How Business Owners Can Optimize Their Estate Tax Plan

And ensure business continuity

by Michael Blanton

Entrepreneurs work tirelessly to build their companies, many with the intent to transfer their business to the next generation. But without proper estate tax planning, business owners at certain levels of wealth run the risk of missing out on significant savings opportunities.

Using tools like tax exemptions, trusts, valuation discounts and leveraging business structures for tax purposes can protect family wealth and ensure business continuity. These tools can also minimize estate tax burdens and help transfer wealth to heirs.

Comprehensive Approach for Business Owners

Incorporating one or more estate tax planning strategies into family business plans fortifies long-term business operations and helps minimize potential issues arising with beneficiaries.

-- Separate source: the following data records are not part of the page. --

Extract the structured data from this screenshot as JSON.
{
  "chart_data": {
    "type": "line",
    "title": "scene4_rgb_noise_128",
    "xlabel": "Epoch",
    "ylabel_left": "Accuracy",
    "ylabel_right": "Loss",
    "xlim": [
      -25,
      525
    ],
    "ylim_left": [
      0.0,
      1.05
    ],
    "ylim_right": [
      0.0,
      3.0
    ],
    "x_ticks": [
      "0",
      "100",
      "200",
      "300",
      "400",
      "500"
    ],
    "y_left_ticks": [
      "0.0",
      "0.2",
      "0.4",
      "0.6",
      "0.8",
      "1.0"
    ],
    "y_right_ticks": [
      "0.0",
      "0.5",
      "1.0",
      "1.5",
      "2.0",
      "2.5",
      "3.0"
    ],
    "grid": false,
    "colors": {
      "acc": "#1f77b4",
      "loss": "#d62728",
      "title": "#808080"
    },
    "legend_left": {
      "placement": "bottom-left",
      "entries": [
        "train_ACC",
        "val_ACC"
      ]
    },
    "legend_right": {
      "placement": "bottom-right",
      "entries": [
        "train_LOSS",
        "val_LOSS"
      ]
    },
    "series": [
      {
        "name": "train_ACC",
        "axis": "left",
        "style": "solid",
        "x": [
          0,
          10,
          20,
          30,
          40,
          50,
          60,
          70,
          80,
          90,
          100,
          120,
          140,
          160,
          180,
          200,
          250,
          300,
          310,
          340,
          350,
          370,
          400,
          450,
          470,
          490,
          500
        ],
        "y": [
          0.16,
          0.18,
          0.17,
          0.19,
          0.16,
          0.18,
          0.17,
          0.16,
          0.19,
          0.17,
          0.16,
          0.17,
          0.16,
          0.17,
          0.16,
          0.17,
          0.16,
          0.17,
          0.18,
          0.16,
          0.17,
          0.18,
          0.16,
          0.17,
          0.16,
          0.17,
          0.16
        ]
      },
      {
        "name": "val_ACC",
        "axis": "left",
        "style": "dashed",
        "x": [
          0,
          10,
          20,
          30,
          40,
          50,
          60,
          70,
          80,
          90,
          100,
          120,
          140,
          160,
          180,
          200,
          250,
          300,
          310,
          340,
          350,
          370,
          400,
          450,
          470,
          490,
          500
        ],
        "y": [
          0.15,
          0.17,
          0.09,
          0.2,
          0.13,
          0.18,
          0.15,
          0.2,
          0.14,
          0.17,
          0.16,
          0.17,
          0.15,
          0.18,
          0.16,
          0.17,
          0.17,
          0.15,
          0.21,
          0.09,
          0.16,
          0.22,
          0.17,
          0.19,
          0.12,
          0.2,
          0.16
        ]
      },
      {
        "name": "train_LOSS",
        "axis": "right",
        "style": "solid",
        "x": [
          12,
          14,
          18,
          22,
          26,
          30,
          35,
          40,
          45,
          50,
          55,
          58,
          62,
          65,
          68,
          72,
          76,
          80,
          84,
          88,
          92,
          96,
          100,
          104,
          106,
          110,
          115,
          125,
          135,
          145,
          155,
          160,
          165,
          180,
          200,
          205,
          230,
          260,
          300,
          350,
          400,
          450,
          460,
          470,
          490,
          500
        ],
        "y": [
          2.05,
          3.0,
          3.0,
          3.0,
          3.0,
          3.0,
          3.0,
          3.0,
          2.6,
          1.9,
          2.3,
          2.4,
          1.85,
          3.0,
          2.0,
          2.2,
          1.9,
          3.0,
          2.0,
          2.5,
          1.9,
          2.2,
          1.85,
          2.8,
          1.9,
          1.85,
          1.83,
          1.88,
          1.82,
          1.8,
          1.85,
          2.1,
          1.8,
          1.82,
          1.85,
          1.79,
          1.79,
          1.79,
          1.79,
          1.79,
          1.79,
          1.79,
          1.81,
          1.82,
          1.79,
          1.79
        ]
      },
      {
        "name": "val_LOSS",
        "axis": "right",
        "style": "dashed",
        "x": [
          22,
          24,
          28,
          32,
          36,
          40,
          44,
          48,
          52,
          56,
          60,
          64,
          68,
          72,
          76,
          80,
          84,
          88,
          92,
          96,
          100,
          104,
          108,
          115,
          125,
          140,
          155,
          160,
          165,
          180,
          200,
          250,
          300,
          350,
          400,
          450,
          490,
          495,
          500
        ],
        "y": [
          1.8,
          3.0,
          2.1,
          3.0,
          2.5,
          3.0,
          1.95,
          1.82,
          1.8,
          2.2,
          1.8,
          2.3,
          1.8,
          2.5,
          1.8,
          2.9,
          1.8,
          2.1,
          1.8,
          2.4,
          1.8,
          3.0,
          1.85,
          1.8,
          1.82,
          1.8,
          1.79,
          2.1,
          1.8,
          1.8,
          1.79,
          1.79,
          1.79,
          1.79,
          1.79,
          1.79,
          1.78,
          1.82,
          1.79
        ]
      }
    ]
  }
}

Lifetime Gift Tax Exemption

The lifetime gift tax exemption is beneficial to business owners because it allows them to gift a certain amount of money or assets during their lifetime without having to pay federal gift tax. Currently, the combined federal estate and gift tax exemption amount is $13.61 million per person, or $27.22 million for married couples. It’s important to note the gift tax exemption limit is adjusted for inflation each year and, absent future action by Congress, these exemption amounts are scheduled to be halved after 2025.

Trusts

Trusts allow business owners to help protect their legacy and optimize wealth through tax-efficient planning strategies. Depending on a business owner’s goals, some trusts may be more beneficial than others:

  • Spousal Lifetime Access Trust: From a tax perspective, establishing a SLAT may be an attractive strategy to make a large gift and take full advantage of the gift tax exemption amount. Here, business interests can be transferred to a SLAT with a spouse as beneficiary without resulting in later estate tax inclusion. Gifts to the SLAT can be made up to the lifetime gift exemption without being subject to federal gift taxes.
  • Intentionally Defective Grantor Trust: Business interests transferred to a properly drafted IDGT by the grantor/business owner are considered a completed gift for estate tax purposes, which removes future appreciation from the business owner’s estate. Although the grantor pays income tax on the trust’s earnings, the payments are effectively tax-free gifts to the trust beneficiaries allowing a greater amount of wealth to be transferred to the next generation.
  • Irrevocable Life Insurance Trust: When a life insurance policy is owned by an ILIT versus owned by an individual, the life insurance proceeds are not included in the value of the deceased’s estate.
  • Grantor Retained Annuity Trust or Grantor Retained Unitrust: These trusts are designed to reduce gift and estate taxes by enabling business owners to transfer assets into a trust and receive payments from the trust for a designated period. Ultimately, any remaining assets are distributed to designated beneficiaries. GRATs and GRUTs are oftentimes considered when the transferred asset into the trust is expected to significantly increase in value.

Charitable trusts, Dynasty Trust, Family Limited Partnership (FLP) and Credit Shelter Trusts are other options business owners may consider in their efforts to minimize estate taxes, formalize business succession plans and facilitate transferring wealth. Consulting with wealth management advisors, accountants and attorneys can help align appropriate trusts to estate planning objectives.

Valuation Discounts

When considering transferring business interests to family members during a business owner’s lifetime, minority interest and lack of marketability discounts may substantially reduce the gift tax value for such transfers. These discounts allow business owners to use up a smaller amount of their lifetime gift exemption when transferring business interests. To take advantage of valuation discounts, transfers must occur well before any sale of the business.

Leverage Business Tax Structure for Unique Goals

Business designations, such as a Sole Proprietorship, Limited Liability Company (LLC), C Corporation (C-Corp) and S Corporation (S-Corp) have different tax structures. It’s crucial for business owners to align their choice of entity with their estate tax plan and business plan.

Why It’s Important to Plan Ahead

Succession planning is a dynamic process that addresses questions about ownership and management transitions. Failing to plan is planning to fail. Business owners who wish to pass their enterprise to a family member must incorporate estate planning into their strategic business plan to ensure a smooth business transition and tax efficiencies.

Engaging professionals who specialize in working with owners of privately held middle market companies can help ensure appropriate vehicles are implemented to protect and preserve a business owner’s hard-earned wealth — maintaining continuity for the business they spent a lifetime building.

Michael Blanton is the managing director for BMO Wealth Management Arizona. His team specializes in working with business owners and high-net-worth families, helping them navigate everything from business exit strategies to investment management.

Did You Know: Fewer than 50% of small business owners have an estate plan in place, and a survey of baby boomers reflected those who didn’t work with experts to secure tax-efficient estate plans didn’t feel prepared to transfer their wealth upon their passing.